From the geometry of window frames and the angular lines of exposed rafters, we move to the bulbous rounded forms of naked bodies captured in extreme close-up. The contrast highlights not only the disparity between the shapes but also the distinction between presence and absence. The careful exploration of shoulder, thigh, buttocks and pubic area are played off against the rounded construction of iron railings still extant on the property.
This is a fresh take on Manet’s Picnic on the Grass, but with a new subject; that of love and loss associated with place, of things passing connected with the passage of time, the bereavement of the two as they intersect in memory, a memorial to the human condition made affecting in the play of formal patterns that makes one not only think but feel.

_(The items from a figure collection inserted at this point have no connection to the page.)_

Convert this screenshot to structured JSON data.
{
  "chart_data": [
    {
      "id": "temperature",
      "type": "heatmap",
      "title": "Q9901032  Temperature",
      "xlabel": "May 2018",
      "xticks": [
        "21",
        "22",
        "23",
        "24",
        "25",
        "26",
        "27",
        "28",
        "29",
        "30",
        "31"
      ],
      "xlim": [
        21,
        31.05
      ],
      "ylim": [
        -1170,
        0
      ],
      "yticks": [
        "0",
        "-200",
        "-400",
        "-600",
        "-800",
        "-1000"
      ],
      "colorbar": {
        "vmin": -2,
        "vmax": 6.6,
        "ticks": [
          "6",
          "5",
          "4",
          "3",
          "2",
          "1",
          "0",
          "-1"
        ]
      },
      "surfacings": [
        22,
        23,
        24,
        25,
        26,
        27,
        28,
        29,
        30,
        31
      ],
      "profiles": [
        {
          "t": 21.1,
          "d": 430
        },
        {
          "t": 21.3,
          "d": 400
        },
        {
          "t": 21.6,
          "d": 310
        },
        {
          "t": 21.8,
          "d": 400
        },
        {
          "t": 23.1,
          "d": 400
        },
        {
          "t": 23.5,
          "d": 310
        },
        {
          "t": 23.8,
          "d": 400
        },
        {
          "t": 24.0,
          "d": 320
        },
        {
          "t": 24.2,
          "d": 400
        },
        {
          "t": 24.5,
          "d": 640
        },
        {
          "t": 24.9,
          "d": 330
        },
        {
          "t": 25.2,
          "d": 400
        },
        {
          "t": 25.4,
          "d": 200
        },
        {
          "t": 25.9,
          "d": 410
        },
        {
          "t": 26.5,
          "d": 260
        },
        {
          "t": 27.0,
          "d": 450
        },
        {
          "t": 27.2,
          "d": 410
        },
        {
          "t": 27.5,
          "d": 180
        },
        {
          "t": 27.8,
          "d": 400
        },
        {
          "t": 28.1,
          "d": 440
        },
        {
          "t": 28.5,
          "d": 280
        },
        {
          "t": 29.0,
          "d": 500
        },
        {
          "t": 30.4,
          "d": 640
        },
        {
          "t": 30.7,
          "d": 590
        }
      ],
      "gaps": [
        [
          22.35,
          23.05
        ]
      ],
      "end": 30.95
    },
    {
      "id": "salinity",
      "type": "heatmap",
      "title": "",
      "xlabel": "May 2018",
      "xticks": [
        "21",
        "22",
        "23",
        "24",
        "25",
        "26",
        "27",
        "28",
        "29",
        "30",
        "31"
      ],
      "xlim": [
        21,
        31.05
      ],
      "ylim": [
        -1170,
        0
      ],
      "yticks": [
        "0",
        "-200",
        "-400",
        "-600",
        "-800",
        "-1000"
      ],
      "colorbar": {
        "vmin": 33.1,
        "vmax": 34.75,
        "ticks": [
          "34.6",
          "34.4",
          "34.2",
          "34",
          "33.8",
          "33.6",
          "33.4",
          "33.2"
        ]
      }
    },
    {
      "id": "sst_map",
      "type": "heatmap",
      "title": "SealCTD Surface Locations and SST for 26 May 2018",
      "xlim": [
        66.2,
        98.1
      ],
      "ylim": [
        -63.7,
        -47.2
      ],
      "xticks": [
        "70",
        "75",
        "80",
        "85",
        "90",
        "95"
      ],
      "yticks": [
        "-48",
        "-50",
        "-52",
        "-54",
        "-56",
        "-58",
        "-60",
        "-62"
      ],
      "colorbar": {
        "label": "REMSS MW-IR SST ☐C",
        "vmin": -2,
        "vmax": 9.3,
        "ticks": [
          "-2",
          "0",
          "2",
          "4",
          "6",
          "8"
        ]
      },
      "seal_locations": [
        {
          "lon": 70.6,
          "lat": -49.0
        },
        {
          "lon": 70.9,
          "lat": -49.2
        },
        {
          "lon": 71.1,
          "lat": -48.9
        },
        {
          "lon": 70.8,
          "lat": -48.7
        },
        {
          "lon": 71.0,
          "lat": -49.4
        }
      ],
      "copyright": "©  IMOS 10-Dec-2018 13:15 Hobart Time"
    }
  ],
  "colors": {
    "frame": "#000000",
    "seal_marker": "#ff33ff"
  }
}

Where Paul evokes the timeless in her pieces which last only a short period, Ziggy Lever embraces real time that moves durationally from moment to moment. His Birds eating figs in the neighbour’s yard (2015) lasts 2 minutes 24 seconds that sees the camera zoom into the leaves of a tree, sky with all else excluded, capturing birds feasting on fruit.
Visually such focus and attention educes something out of the work of Matisse, a luxurious, textural and sensual experience. But in the simple running of the film, uninterrupted, Lever has made an attempt to capture the Bergsonian concept of the continuous flow and flux of time as opposed to the notion of time made up of discrete units. The French philosopher Henri Bergson thought such an experience could only be grasped intuitively by paying attention in the right way, and Lever with his close-up of leaves and pecking birds concentrates the mind and visual field so that things do not appear as a succession of separate instants. In the viewing, reality becomes unified and continuous where the separation between knower and the known dissolves.
The notion of time as continuous process is approached from another perspective in the second work, Driving down the road looking for weeds, (2015). For 4 minutes 53 seconds, the film rolls as a journey unfolds, the camera angled out the car window so that in real time it tracks sky, street, power lines, trees and the road, attempting to mimic or match the continuous process of things perpetually coming into being and never static. Then the journey seems to be retraced as the car turns back, becoming the place where time and memory overlap, where subjective and objective play off each other, where past confronts the present, recollection and reality intersect. Lever presented three films in total, the third one being, The world is not flat. It is incredibly spiky (2014).
A publication accompanies the show, called Thinking Feeling. Forty pages long, it includes essays by Paula Booker and Ziggy Lever (the latter on Bergson’s ‘five operations of subjectivity’), together with a conversation between curators Laura Preston and Paula Booker on various Bergsonian issues, and problems associated with contemporary artists’ use of the projected moving image.